The aim of this study was to improve the status of horse meat on the Icelandic market. A quantitative research method was used to study the attitudes and buying behavior of Icelandic consumers on horse meat (n = 853). The results showed that horse and foal meat is not prominent and visible in stores in Iceland. Most people who buy horse and / or foal meat buy it from stores, refrigerated, or about 50% of the participants, but most often people get the meat from friends, relatives, slaughter themselves or buy directly from farms. Attitudes towards horse meat and foal meat were generally similar. In terms of buying a product, most people were the least likely to buy a buried or smoked horse meat, but most likely to buy steaks, guillemots and chips. The respondents believed that habits and upbringing had the most effect on horse and foal meat consumption, but knowledge of the product was in the third place. There are many opportunities in the sale of horse meat provided for quality products. Most of the participants were positive towards horse meat and welcomed the discussion on horse meat. 96% of the participants in the survey had tasted horse and / or foal meat.
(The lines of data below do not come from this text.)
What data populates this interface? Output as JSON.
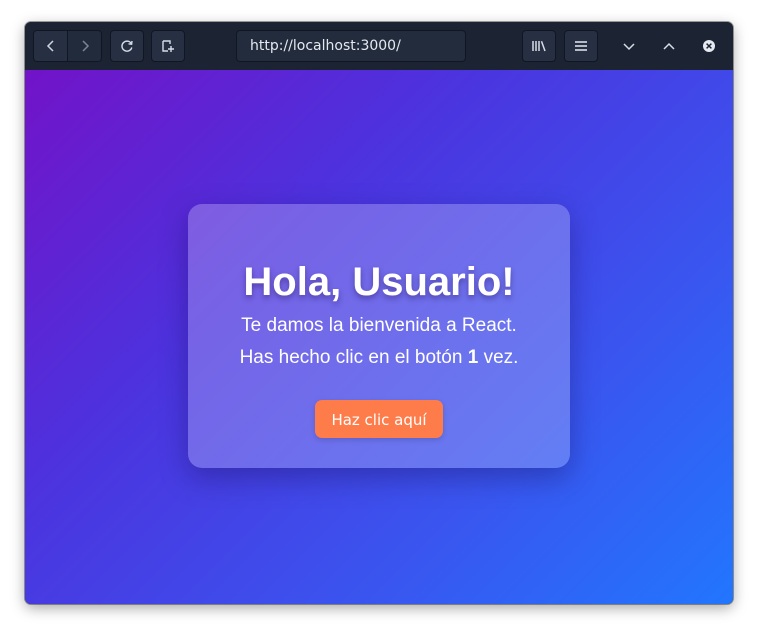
{
  "browser": {
    "url": "http://localhost:3000/"
  },
  "page": {
    "heading": "Hola, Usuario!",
    "welcome": "Te damos la bienvenida a React.",
    "clicks_prefix": "Has hecho clic en el botón ",
    "click_count": "1",
    "clicks_suffix": " vez.",
    "button_label": "Haz clic aquí"
  },
  "colors": {
    "toolbar_bg": "#1c2433",
    "gradient_start": "#7213c8",
    "gradient_end": "#2276fe",
    "button_bg": "#fd7c4a"
  },
  "icons": [
    "back-icon",
    "forward-icon",
    "reload-icon",
    "new-tab-icon",
    "library-icon",
    "menu-icon",
    "minimize-icon",
    "maximize-icon",
    "close-icon"
  ]
}
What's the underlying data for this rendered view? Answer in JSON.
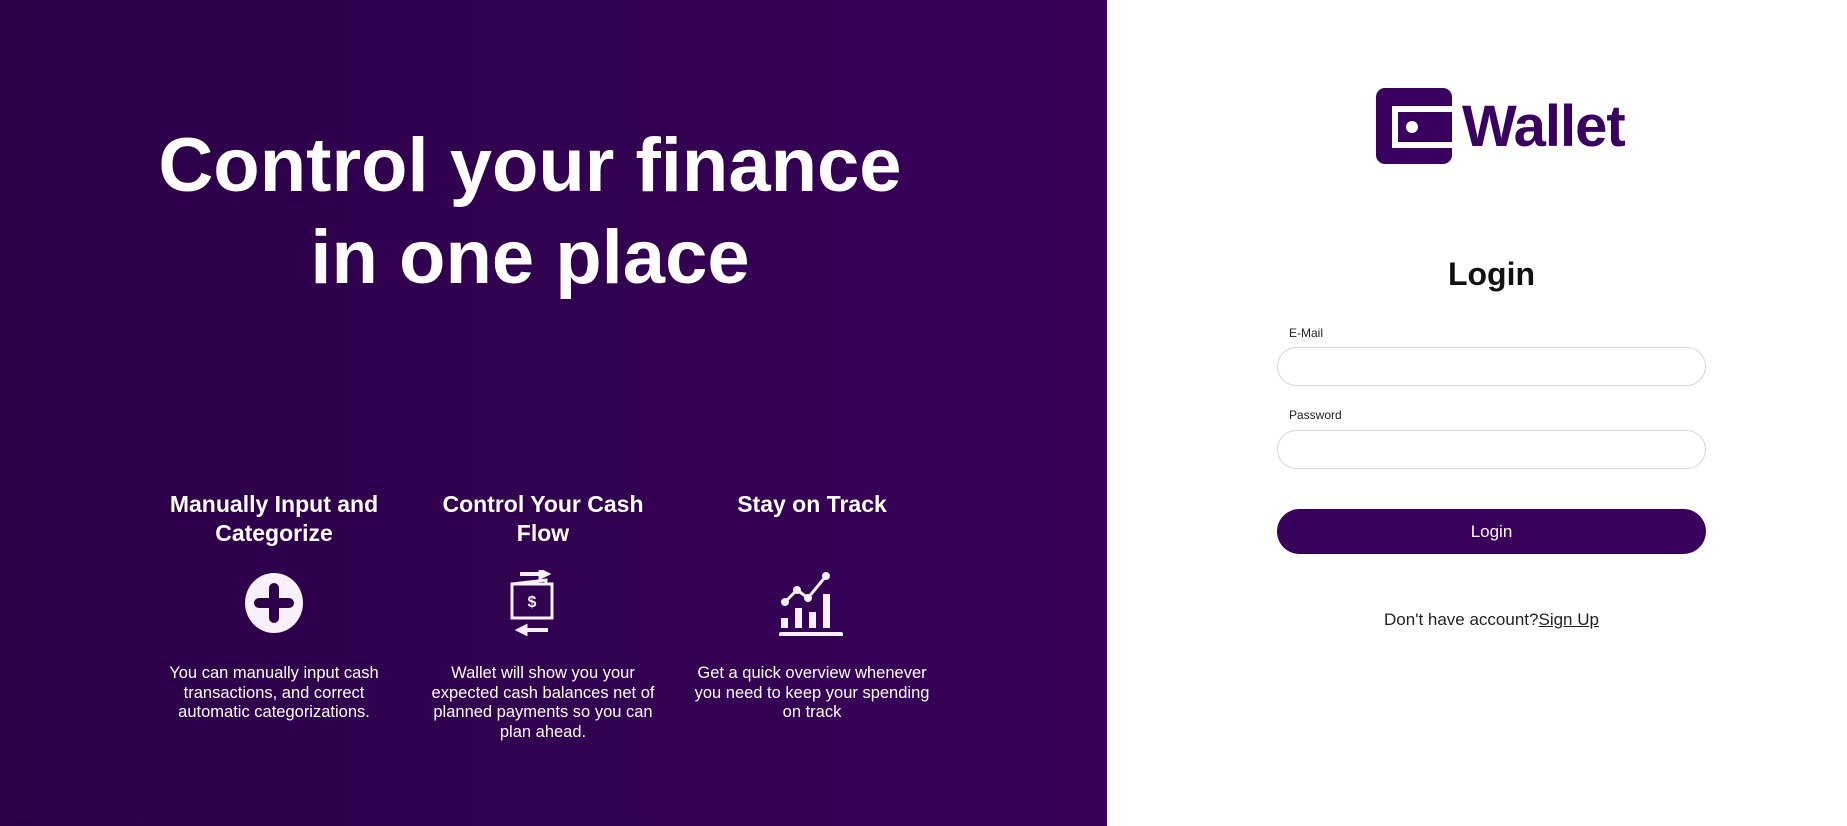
{
  "hero": {
    "headline_line1": "Control your finance",
    "headline_line2": "in one place"
  },
  "features": [
    {
      "title": "Manually Input and Categorize",
      "icon": "plus-circle-icon",
      "description": "You can manually input cash transactions, and correct automatic categorizations."
    },
    {
      "title": "Control Your Cash Flow",
      "icon": "cash-flow-icon",
      "description": "Wallet will show you your expected cash balances net of planned payments so you can plan ahead."
    },
    {
      "title": "Stay on Track",
      "icon": "chart-growth-icon",
      "description": "Get a quick overview whenever you need to keep your spending on track"
    }
  ],
  "brand": {
    "name": "Wallet",
    "color": "#3a0060"
  },
  "login": {
    "title": "Login",
    "email_label": "E-Mail",
    "email_value": "",
    "password_label": "Password",
    "password_value": "",
    "button": "Login",
    "signup_prompt": "Don't have account?",
    "signup_link": "Sign Up"
  }
}
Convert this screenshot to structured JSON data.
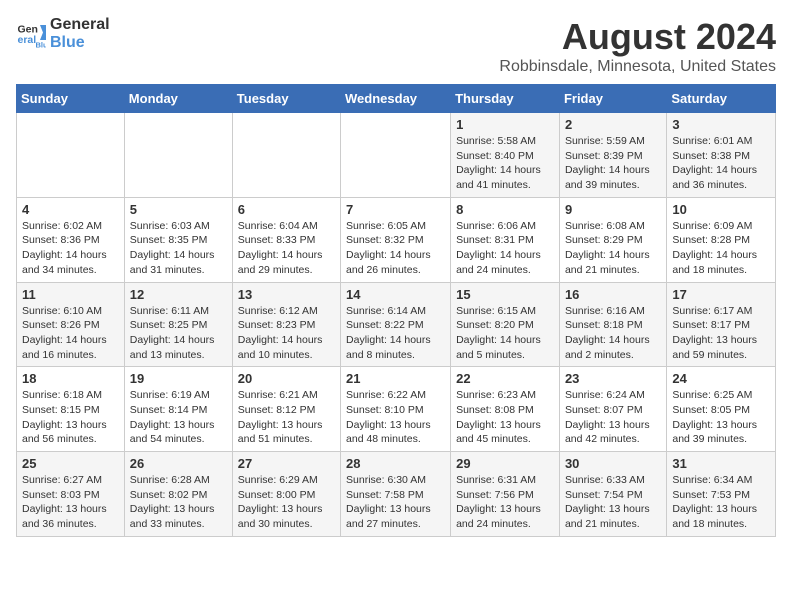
{
  "header": {
    "logo_line1": "General",
    "logo_line2": "Blue",
    "title": "August 2024",
    "subtitle": "Robbinsdale, Minnesota, United States"
  },
  "columns": [
    "Sunday",
    "Monday",
    "Tuesday",
    "Wednesday",
    "Thursday",
    "Friday",
    "Saturday"
  ],
  "weeks": [
    [
      {
        "day": "",
        "info": ""
      },
      {
        "day": "",
        "info": ""
      },
      {
        "day": "",
        "info": ""
      },
      {
        "day": "",
        "info": ""
      },
      {
        "day": "1",
        "info": "Sunrise: 5:58 AM\nSunset: 8:40 PM\nDaylight: 14 hours and 41 minutes."
      },
      {
        "day": "2",
        "info": "Sunrise: 5:59 AM\nSunset: 8:39 PM\nDaylight: 14 hours and 39 minutes."
      },
      {
        "day": "3",
        "info": "Sunrise: 6:01 AM\nSunset: 8:38 PM\nDaylight: 14 hours and 36 minutes."
      }
    ],
    [
      {
        "day": "4",
        "info": "Sunrise: 6:02 AM\nSunset: 8:36 PM\nDaylight: 14 hours and 34 minutes."
      },
      {
        "day": "5",
        "info": "Sunrise: 6:03 AM\nSunset: 8:35 PM\nDaylight: 14 hours and 31 minutes."
      },
      {
        "day": "6",
        "info": "Sunrise: 6:04 AM\nSunset: 8:33 PM\nDaylight: 14 hours and 29 minutes."
      },
      {
        "day": "7",
        "info": "Sunrise: 6:05 AM\nSunset: 8:32 PM\nDaylight: 14 hours and 26 minutes."
      },
      {
        "day": "8",
        "info": "Sunrise: 6:06 AM\nSunset: 8:31 PM\nDaylight: 14 hours and 24 minutes."
      },
      {
        "day": "9",
        "info": "Sunrise: 6:08 AM\nSunset: 8:29 PM\nDaylight: 14 hours and 21 minutes."
      },
      {
        "day": "10",
        "info": "Sunrise: 6:09 AM\nSunset: 8:28 PM\nDaylight: 14 hours and 18 minutes."
      }
    ],
    [
      {
        "day": "11",
        "info": "Sunrise: 6:10 AM\nSunset: 8:26 PM\nDaylight: 14 hours and 16 minutes."
      },
      {
        "day": "12",
        "info": "Sunrise: 6:11 AM\nSunset: 8:25 PM\nDaylight: 14 hours and 13 minutes."
      },
      {
        "day": "13",
        "info": "Sunrise: 6:12 AM\nSunset: 8:23 PM\nDaylight: 14 hours and 10 minutes."
      },
      {
        "day": "14",
        "info": "Sunrise: 6:14 AM\nSunset: 8:22 PM\nDaylight: 14 hours and 8 minutes."
      },
      {
        "day": "15",
        "info": "Sunrise: 6:15 AM\nSunset: 8:20 PM\nDaylight: 14 hours and 5 minutes."
      },
      {
        "day": "16",
        "info": "Sunrise: 6:16 AM\nSunset: 8:18 PM\nDaylight: 14 hours and 2 minutes."
      },
      {
        "day": "17",
        "info": "Sunrise: 6:17 AM\nSunset: 8:17 PM\nDaylight: 13 hours and 59 minutes."
      }
    ],
    [
      {
        "day": "18",
        "info": "Sunrise: 6:18 AM\nSunset: 8:15 PM\nDaylight: 13 hours and 56 minutes."
      },
      {
        "day": "19",
        "info": "Sunrise: 6:19 AM\nSunset: 8:14 PM\nDaylight: 13 hours and 54 minutes."
      },
      {
        "day": "20",
        "info": "Sunrise: 6:21 AM\nSunset: 8:12 PM\nDaylight: 13 hours and 51 minutes."
      },
      {
        "day": "21",
        "info": "Sunrise: 6:22 AM\nSunset: 8:10 PM\nDaylight: 13 hours and 48 minutes."
      },
      {
        "day": "22",
        "info": "Sunrise: 6:23 AM\nSunset: 8:08 PM\nDaylight: 13 hours and 45 minutes."
      },
      {
        "day": "23",
        "info": "Sunrise: 6:24 AM\nSunset: 8:07 PM\nDaylight: 13 hours and 42 minutes."
      },
      {
        "day": "24",
        "info": "Sunrise: 6:25 AM\nSunset: 8:05 PM\nDaylight: 13 hours and 39 minutes."
      }
    ],
    [
      {
        "day": "25",
        "info": "Sunrise: 6:27 AM\nSunset: 8:03 PM\nDaylight: 13 hours and 36 minutes."
      },
      {
        "day": "26",
        "info": "Sunrise: 6:28 AM\nSunset: 8:02 PM\nDaylight: 13 hours and 33 minutes."
      },
      {
        "day": "27",
        "info": "Sunrise: 6:29 AM\nSunset: 8:00 PM\nDaylight: 13 hours and 30 minutes."
      },
      {
        "day": "28",
        "info": "Sunrise: 6:30 AM\nSunset: 7:58 PM\nDaylight: 13 hours and 27 minutes."
      },
      {
        "day": "29",
        "info": "Sunrise: 6:31 AM\nSunset: 7:56 PM\nDaylight: 13 hours and 24 minutes."
      },
      {
        "day": "30",
        "info": "Sunrise: 6:33 AM\nSunset: 7:54 PM\nDaylight: 13 hours and 21 minutes."
      },
      {
        "day": "31",
        "info": "Sunrise: 6:34 AM\nSunset: 7:53 PM\nDaylight: 13 hours and 18 minutes."
      }
    ]
  ]
}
Those who had not tasted the meat, had no interest, either because they did not eat meat or because they felt like eating their dog and felt it was wrong because of emotions. Pastoralism and prejudice towards horse meat appear to belong to the past, but there is room for improvement of consumer knowledge of quality and treatment of horse meat. Most people considered the horse and foal meat to be clean and environmentally friendly food, free of antibiotics and contaminants. The marketing possibilities for horse meat are good.